Лопухин тотчас узнал это широкое, скуластое, каменное лицо с толстыми сочными губами. И эти белые точеные маленькие руки, ловко пускавшие легкий желтый обруч. Поразило Лопухина не то, что он просто-запросто встретил Азефа в парке немецкого курортного городка, – поразило внутреннее безобразие этой сцены на площадке для игры в крокет. Агент-провокатор, забрызганный кровью, невидимой на его белом полотняном костюме, весело забавлял свою дочку и сам, сдается, весел бесконечно, и жена его улыбается, все как у порядочных людей. И Лопухин ощутил омерзение.

Лопухин не обознался – на площадке для игры в крокет был Иван Николаевич. Лопухин ошибался – на площадке для игры в крокет были не дочь Азефа и не жена Азефа.

Изможденная женщина, сидевшая на скамейке, не расставалась с листком почтовой бумаги, исписанным в камере Трубецкого бастиона. Оно и теперь было при ней – предсмертное письмо мужа, казненного на Лисьем носу: «Когда я представляю себе ее, эту маленькую девочку, которую я не знаю и которую так люблю, представляю, как она будет смотреть и не понимать, что происходит…»

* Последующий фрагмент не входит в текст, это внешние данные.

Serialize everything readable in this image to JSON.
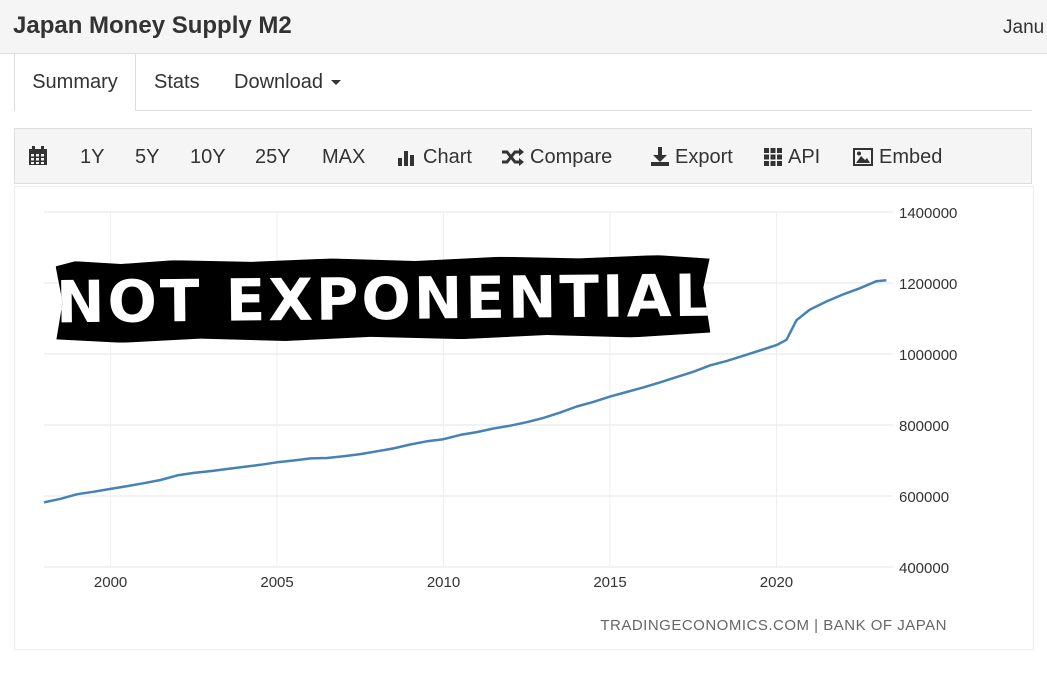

Девочка ловила желтый обруч, ловко пущенный Азефом, запах розариума витал над площадкой, и несмолкаем, несмолкаем, несмолкаем был птичий щебет. Вдова Зильберберга, печально улыбаясь, смотрела, как ее девочка играет с Азефом и как увлеченно, совсем-совсем по-детски играет с ней Азеф. Вдова Зильберберга была благодарна товарищу погибшего мужа. Не только за то, что он, Азеф, уговорил ее отдохнуть и полечиться за границей («Берегите себя, вам растить дочку!»); не только потому, что он взял на себя все расходы («Это наш моральный долг, долг сподвижников вашего мужа»); не только за то, что посреди своих страшных забот и ежечасного риска, торопясь в Лондон, он нашел время привезти и устроить ее в курортном городке, – она была благодарна ему за желтый обруч, за то, что девочка, заливаясь смехом, запрокидывает головку и топочет ножонками, и за то, что он тоже смеется, этот толстый, некрасивый человек, самый прекрасный из всех живущих на свете, да, да, самый прекрасный – ее девочка любит этого Толстого Жака, а дети не ошибаются, дети никогда не ошибаются.